FRESA Y CHOCOLATE (Strawberry and Chocolate)
Instituto Cubano del Arte e Industria Cinematograficos, 1993
Directors: Tomas Gutierrez Alea and Juan Carlos Tabio

Anne Marie-Dover

It is surprising that this film is the work of Tomas Gutierrez Alea, a dedicated revolutionary and founder of the Cuban Institute of Cinematographic Art, not only because of its controversial theme, but also because of the implied criticism of Cuba’s revolutionary system and its attitudes towards individuality.

The combination of a bigoted and fervently heterosexual young man and an older, decadent homosexual non-conformist artist and dedicated poseur, is already very promising, but when we place them in late 70’s Cuba, the plot reveals a sensitivity that has made Fresas y Chocolate one of the most celebrated Latin American films of the 90’s.
David, a student at the University of Havana is picked up by Diego, a homosexual artist, who has bet a friend that he can seduce the young man. Although he is rabidly homophobic, David is persuaded to go to Diego’s flat with the promise of some photographs taken while he was appearing in a play. When David’s friend Miguel hears of the eccentric flat, the religious art and contraband whisky, and of Diego’s boast that he is planning to mount an exhibition with the help of a foreign embassy, he persuades David to seek Diego in order to expose him as a counter-revolutionary,

David reluctantly takes on the role of spy and befriends Diego, but in the process becomes fascinated with Diego’s sophisticated taste in forbidden foreign literature, and classical music. He is prepared to hate Diego and turn him over to the authorities, but he comes to discover Diego as a person rather than a cliché and finds himself open to ridicule when he tries to defend and justify his new friend. Inevitably, Diego’s outspokenness lands him in trouble and the two friends face separation, but the experience has changed David’s attitude forever.
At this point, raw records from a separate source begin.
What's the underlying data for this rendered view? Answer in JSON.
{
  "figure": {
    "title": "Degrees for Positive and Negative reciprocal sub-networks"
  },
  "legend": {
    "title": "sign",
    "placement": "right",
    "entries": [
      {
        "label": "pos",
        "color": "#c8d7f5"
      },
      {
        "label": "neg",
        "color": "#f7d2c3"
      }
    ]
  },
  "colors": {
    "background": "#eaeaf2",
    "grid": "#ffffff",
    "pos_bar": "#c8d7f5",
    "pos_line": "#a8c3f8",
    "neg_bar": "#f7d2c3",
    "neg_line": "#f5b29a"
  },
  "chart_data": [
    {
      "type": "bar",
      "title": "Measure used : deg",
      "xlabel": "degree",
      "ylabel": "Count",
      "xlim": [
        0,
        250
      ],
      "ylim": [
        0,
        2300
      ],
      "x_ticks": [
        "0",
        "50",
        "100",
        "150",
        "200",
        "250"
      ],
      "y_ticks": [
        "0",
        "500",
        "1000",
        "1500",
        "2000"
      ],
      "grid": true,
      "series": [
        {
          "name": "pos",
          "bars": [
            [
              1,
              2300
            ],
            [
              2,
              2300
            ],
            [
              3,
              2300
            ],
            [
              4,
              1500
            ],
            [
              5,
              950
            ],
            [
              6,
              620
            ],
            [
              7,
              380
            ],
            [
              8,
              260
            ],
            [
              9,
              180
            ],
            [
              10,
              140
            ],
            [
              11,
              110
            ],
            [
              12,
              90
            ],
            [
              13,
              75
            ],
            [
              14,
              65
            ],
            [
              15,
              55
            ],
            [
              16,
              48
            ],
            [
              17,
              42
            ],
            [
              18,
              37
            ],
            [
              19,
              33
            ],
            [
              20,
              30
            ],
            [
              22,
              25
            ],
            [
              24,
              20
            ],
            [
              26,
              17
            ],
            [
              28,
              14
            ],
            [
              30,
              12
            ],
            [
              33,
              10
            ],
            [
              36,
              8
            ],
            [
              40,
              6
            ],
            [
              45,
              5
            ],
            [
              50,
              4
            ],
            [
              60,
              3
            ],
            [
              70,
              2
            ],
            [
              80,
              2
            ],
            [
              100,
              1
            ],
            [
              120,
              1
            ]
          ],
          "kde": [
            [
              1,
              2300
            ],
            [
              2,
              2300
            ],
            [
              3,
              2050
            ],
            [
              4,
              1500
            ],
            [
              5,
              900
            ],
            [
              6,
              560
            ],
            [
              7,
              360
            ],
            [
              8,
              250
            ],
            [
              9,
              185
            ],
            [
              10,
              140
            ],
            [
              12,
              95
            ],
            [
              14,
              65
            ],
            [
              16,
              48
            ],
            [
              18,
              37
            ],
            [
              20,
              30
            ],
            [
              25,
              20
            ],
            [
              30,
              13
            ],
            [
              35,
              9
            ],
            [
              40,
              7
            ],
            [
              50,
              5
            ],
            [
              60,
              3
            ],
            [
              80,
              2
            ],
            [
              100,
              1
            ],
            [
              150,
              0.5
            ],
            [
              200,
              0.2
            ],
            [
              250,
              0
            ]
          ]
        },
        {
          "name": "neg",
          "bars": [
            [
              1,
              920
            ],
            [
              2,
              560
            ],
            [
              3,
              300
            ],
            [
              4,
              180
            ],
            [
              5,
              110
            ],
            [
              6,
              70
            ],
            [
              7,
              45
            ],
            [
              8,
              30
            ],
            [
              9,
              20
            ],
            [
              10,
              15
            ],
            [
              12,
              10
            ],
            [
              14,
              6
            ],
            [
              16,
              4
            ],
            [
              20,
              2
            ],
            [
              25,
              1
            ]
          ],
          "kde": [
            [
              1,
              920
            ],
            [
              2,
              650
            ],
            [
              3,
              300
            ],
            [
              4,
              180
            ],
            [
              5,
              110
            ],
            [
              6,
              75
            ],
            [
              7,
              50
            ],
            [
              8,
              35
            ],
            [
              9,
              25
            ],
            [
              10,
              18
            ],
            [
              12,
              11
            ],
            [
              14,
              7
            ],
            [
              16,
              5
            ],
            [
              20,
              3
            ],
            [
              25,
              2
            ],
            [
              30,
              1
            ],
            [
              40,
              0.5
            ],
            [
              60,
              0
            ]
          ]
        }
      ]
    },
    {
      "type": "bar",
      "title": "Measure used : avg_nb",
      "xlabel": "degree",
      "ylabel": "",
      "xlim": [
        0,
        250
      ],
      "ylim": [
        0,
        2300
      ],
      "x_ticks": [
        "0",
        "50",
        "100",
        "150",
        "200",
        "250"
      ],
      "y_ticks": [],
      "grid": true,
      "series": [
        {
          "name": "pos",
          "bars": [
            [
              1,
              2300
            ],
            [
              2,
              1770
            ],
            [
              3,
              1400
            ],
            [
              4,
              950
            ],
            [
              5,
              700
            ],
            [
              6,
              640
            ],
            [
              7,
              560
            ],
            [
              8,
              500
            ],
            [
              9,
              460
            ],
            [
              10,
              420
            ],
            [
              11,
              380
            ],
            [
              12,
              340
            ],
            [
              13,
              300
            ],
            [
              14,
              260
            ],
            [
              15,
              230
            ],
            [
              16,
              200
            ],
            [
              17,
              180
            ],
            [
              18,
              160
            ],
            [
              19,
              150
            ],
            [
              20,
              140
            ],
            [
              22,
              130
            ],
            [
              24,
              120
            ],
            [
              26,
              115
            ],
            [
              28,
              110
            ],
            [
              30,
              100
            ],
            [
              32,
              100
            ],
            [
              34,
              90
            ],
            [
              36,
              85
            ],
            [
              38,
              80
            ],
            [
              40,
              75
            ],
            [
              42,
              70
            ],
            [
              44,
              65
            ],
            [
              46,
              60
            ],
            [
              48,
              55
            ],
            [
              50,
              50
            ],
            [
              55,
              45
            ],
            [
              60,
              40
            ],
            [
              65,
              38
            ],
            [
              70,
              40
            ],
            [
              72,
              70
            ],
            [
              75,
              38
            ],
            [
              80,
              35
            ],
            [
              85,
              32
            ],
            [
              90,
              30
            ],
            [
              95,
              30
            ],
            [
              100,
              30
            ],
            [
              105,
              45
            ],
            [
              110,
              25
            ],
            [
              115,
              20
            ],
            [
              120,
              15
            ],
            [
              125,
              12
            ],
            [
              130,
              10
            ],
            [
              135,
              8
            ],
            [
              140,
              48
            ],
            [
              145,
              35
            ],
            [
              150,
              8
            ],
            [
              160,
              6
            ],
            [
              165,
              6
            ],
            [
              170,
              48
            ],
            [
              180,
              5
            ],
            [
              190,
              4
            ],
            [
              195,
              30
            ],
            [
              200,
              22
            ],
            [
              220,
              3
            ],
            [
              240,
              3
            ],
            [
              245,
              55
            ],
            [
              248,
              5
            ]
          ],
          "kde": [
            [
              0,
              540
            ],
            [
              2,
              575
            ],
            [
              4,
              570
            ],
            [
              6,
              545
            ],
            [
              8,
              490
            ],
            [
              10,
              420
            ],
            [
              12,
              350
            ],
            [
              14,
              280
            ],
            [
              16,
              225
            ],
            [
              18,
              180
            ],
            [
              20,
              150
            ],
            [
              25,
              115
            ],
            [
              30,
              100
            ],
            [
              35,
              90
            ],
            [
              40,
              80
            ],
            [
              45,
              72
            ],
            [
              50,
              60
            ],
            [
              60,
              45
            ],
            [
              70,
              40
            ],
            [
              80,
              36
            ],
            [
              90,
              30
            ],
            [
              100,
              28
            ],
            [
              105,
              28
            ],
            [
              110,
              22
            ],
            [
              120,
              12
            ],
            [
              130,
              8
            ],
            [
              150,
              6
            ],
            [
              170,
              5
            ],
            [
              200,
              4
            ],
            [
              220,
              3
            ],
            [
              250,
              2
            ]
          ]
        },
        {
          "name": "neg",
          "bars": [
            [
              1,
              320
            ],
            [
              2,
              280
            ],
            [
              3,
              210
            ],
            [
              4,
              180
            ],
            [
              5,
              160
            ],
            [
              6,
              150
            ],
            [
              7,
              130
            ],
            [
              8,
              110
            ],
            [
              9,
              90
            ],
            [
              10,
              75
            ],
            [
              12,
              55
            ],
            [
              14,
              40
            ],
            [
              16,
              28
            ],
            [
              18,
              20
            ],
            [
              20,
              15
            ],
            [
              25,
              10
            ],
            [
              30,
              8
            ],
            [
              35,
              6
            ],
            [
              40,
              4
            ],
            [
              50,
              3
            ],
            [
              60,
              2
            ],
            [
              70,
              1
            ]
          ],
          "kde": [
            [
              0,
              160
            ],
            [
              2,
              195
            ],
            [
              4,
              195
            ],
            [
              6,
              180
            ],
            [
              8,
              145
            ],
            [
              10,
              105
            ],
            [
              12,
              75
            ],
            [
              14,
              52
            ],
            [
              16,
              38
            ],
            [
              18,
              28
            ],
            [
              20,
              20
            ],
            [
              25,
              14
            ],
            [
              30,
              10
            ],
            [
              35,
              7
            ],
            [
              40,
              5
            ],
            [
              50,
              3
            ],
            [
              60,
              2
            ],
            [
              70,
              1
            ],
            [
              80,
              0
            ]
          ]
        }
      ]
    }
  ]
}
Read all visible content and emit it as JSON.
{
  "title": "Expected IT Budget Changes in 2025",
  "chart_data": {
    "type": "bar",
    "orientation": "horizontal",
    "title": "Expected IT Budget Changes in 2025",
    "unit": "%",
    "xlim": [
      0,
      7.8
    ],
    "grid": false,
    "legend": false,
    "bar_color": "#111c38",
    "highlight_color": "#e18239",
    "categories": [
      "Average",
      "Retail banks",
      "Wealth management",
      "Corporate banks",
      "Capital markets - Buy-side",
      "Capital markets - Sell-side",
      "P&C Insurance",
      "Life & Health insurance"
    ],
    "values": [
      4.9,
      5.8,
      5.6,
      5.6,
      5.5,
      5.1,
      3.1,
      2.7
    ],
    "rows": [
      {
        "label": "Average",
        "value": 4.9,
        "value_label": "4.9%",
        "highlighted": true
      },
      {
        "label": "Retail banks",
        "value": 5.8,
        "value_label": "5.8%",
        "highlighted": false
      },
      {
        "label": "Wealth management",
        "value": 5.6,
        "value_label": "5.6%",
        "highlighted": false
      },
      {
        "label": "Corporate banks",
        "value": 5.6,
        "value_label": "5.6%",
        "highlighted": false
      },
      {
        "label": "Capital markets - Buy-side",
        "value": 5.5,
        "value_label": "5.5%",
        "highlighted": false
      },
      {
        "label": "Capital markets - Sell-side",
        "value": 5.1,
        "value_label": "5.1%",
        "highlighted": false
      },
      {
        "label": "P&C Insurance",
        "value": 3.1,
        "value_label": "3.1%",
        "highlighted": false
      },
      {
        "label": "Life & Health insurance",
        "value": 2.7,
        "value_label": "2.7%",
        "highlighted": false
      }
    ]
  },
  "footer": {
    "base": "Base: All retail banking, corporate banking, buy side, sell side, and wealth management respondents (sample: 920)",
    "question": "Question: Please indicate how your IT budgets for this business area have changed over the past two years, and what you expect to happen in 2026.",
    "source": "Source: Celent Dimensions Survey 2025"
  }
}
Giving the initial appearance of a melodrama about gay rights, this film encompasses a lot more. There are hints of political pressure to spy on fellow citizens and of the scorn with which revolutionaries look on religion and on any type of activity which can be considered subversive, whether it is free art or drinking Johnny Walker whisky, "the enemy’s liquor" as Diego sarcastically calls it.

There are compelling sub-plots, such as David’s obsession with his ex-girlfriend, who leaves him to marry someone else shortly after his clumsy attempt to seduce her, and the intervention of Diego’s sexy thirty-something neighbour Nancy, an amateur prostitute and black marketeer, to whom David eventually loses his virginity.

Prejudice, sexual tension and political discontent are given a compassionate treatment and the interiors in Diego’s and Nancy’s flats, which appear to be part of a decaying former grand house contribute to the delicate air of melancholy that runs through the whole piece.

Well acted, with a particularly sensitive performance by Jorge Perugorria as Diego, this film will be remembered as one of the best exponents of Cuban modern cinema.